Payung merah dan Quote
Kala mentari mulai menghilang dari tempat persinggahannya. Gadis bertubuh mungil tersebut berada di taman sukosari. Taman kecil tersebut berada di Desa Sukosari, desa yang jauh dari keramaian kota. Maka dari itu, Piya memilih desa ini sebagai tempat untuknya bisa menyendiri, menenangkan pikiran, dan tempatnya untuk menangis. Desa Sukosari ini juga menjadi pilihan KOPEKAT (Komunitas Pengembangan Masyarakat) sebagai sasarannya. Kopekat sendiri masih meriset desa tersebut untuk mengetahui apa saja permasalahan sosial yang terjadi, dan juga apa yang menjadi kebutuhan dari masyarakat desa Sukosari ini. Sehingga Piya dikenal oleh masyarakat sekitar dan sebaliknya Piya pun juga akrab dengan masyarakat sekitar. Taman Sukosari juga sepi pengunjung, karena masyarakat sekitar lebih memilih pergi ke taman alun-alun kota. Tak heran jika taman kecil ini tak berkembang karena masyarakat sekitarnya pun tak berminat untuk menjadikan taman sukosari ini sebagai tempat untuk menghabiskan waktunya di hari libur. Oleh karena itu, Piya memilih taman ini untuk menangis.
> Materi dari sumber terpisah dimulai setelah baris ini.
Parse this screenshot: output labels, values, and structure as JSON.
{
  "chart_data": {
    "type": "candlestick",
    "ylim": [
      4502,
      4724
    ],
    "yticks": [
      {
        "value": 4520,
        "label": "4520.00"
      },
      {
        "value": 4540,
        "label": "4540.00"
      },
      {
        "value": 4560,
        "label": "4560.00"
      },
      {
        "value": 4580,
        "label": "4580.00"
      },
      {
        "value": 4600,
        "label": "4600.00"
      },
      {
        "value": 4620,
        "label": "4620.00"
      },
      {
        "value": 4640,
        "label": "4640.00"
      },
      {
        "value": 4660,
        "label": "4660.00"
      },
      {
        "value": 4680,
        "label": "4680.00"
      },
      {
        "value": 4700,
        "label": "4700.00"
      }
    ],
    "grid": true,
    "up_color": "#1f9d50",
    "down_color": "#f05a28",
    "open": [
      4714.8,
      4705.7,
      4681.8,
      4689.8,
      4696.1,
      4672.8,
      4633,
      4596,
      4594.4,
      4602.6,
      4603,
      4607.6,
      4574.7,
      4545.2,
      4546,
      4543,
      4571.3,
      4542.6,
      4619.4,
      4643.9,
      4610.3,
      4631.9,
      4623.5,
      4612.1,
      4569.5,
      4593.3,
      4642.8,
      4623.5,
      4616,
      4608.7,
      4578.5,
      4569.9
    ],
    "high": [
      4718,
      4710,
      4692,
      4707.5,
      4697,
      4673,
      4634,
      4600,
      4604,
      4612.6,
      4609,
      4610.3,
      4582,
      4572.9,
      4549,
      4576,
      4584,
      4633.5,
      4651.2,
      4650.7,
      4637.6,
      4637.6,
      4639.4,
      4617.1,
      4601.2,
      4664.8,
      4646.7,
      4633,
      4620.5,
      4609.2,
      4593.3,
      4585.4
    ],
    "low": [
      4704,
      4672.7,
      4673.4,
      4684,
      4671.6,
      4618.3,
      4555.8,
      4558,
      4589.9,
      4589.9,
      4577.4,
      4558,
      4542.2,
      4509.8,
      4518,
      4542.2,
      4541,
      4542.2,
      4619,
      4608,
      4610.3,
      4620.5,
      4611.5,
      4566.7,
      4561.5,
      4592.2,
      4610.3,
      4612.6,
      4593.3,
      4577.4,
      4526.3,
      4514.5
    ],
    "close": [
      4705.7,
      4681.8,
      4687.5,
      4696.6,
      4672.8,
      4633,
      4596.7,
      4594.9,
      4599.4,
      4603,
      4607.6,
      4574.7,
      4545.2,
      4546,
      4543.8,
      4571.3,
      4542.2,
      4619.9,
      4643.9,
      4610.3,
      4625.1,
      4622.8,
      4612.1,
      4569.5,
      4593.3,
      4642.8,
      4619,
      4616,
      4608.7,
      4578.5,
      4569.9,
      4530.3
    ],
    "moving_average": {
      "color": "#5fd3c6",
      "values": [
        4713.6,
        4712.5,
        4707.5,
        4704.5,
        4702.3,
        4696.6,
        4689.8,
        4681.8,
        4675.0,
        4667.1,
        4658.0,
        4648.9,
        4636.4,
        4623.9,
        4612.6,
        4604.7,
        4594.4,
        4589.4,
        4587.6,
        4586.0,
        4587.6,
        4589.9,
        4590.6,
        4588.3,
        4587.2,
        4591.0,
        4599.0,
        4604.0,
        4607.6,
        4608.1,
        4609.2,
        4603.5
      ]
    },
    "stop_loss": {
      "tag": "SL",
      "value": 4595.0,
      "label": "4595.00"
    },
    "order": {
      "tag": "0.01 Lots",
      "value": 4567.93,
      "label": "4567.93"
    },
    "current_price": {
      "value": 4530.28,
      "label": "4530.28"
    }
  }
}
Di bawah pohon beringin taman sukosari, ia menangis dan menuliskan keresahan hatinya di buku kecil bewarna hijau. Buku kecil tersebut selalu ia bawa kemana-kemana, karena selain membaca ia juga suka menulis. Maka tak heran jika ia sering meluapkan keresahan hatinya di buku kecil bewarna hijau tersebut. Kali ini ia menuliskan perasaannya yang masih berduka atas kehilangan sosok ayahnya.
Luka akan kehilangan begitu susah untuk lenyap.
Sesusah itu memang, apalagi kehilangan seseorang yang dicintai.
Akankah luka itu bisa lenyap, dan apakah senyuman bisa mengembang lagi di wajahku?
Mungkinkah ada kebahagiaan yang bisa mengeliminasi luka mendalam tersebut?
Ah, mustahil.
Setelah ia menuliskan perasaanya dalam catatan hijau. Tiba-tiba hujan turun, gadis berkacamata itu melepaskan kacamata dan menghapus air matanya serta memasukkan buku kecil bewarna hijau ke tas ranselnya. Lalu matanya tertuju, pada payung bewarna merah yang berada di sampingnya. Ia juga mencoba untuk melihat sekelilingnya, tapi tidak ada orang. Jadi, ia memutuskan untuk mengambil payung bewarna merah tersebut. Tak hanya payung kecil bewarna merah itu saja yang ia temukan, tapi juga kertas. Piya mengambil kertas tersebut dan membukanya, ternyata ada quote.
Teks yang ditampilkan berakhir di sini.